TAIPEI (Reuters) - Taiwan former first lady Wu Shu-jen pleaded guilty Tuesday in connection with a massive graft case embroiling her family after she showed up in court after 17 non-appearances in two years.
Wu, who beamed and waved as she entered the Taipei District Court in a wheelchair, is charged with embezzlement and receipt forgery involving public funds. Prosecutors added a money-laundering charge in December.
She pleaded guilty to forgery and of accepting $2.2 million related to a suspected shady land use deal, but denied other graft charges.
“I will reflect and re-evaluate myself,” Wu told reporters after the hearing as she apologized for the “social costs” of her case. “I will cooperate with the investigation.”

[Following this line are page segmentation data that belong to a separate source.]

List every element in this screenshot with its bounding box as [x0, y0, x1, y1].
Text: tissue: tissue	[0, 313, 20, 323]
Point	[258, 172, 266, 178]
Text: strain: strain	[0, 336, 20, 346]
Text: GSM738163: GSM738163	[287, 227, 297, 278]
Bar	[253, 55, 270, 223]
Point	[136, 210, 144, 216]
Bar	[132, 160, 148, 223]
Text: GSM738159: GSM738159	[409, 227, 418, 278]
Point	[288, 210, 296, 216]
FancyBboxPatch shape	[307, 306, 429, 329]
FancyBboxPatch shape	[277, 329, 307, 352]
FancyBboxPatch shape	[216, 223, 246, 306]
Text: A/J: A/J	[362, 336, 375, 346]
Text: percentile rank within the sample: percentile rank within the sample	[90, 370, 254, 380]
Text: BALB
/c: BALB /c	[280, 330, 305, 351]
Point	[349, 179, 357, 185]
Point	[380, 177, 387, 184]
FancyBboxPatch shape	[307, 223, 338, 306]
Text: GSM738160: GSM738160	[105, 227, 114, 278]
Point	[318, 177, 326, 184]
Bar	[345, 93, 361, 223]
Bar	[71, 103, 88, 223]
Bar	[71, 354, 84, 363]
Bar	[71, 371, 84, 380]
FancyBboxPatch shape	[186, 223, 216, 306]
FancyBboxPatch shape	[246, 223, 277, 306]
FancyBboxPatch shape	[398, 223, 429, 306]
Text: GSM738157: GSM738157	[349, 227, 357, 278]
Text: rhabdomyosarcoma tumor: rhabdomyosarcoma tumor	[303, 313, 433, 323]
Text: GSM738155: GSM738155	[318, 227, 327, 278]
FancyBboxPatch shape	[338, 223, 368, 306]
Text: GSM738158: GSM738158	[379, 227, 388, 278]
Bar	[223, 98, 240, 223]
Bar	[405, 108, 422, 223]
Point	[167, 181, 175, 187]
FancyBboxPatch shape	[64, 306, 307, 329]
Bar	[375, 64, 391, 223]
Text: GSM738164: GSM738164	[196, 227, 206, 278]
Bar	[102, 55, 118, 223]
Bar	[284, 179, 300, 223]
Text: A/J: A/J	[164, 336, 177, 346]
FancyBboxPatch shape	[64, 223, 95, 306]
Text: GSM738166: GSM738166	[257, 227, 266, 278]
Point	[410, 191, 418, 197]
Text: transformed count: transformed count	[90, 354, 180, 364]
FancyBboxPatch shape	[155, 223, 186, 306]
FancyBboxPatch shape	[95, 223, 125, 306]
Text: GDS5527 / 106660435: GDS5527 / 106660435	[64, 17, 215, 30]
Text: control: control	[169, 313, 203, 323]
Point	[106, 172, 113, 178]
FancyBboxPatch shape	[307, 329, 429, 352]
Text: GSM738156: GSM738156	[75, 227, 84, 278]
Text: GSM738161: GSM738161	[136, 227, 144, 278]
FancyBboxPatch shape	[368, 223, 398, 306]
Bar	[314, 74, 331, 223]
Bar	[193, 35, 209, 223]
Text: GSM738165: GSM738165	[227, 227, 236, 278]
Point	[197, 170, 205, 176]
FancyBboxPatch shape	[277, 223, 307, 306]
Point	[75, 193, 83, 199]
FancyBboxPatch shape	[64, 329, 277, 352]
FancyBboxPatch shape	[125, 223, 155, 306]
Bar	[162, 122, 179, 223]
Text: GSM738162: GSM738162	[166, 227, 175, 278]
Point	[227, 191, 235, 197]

The case involving Wu, her husband former president Chen Shui-bian, their family and his aides has hurt the image of the Democratic Progressive Party, which backed Chen in office from 2000 to 2008 and faces tense local elections later this year.
Chen and Wu left the party in August.
At her only other appearance so far, to enter a not-guilty plea in December 2006, Wu apparently fainted in a courthouse restroom. Paralyzed from the waist down from an accident in 1985, she sought medical leave thereafter, enraging the judges.
Chen is in jail awaiting trial on charges he and his family embezzled T$104 million (3 million) from a special fund, took bribes of about $9 million related to a land procurement deal and accepted another $2.73 million in kickbacks to help a contractor.
Prosecutors are going easier on Wu.
“We don’t have a specific sentence, just that she be prosecuted under law,” said prosecutor’s spokesman Chen Yun-nan.
Wu’s lawyers would not comment on Tuesday’s court appearance, which was a preparatory hearing ahead of an expected full trial.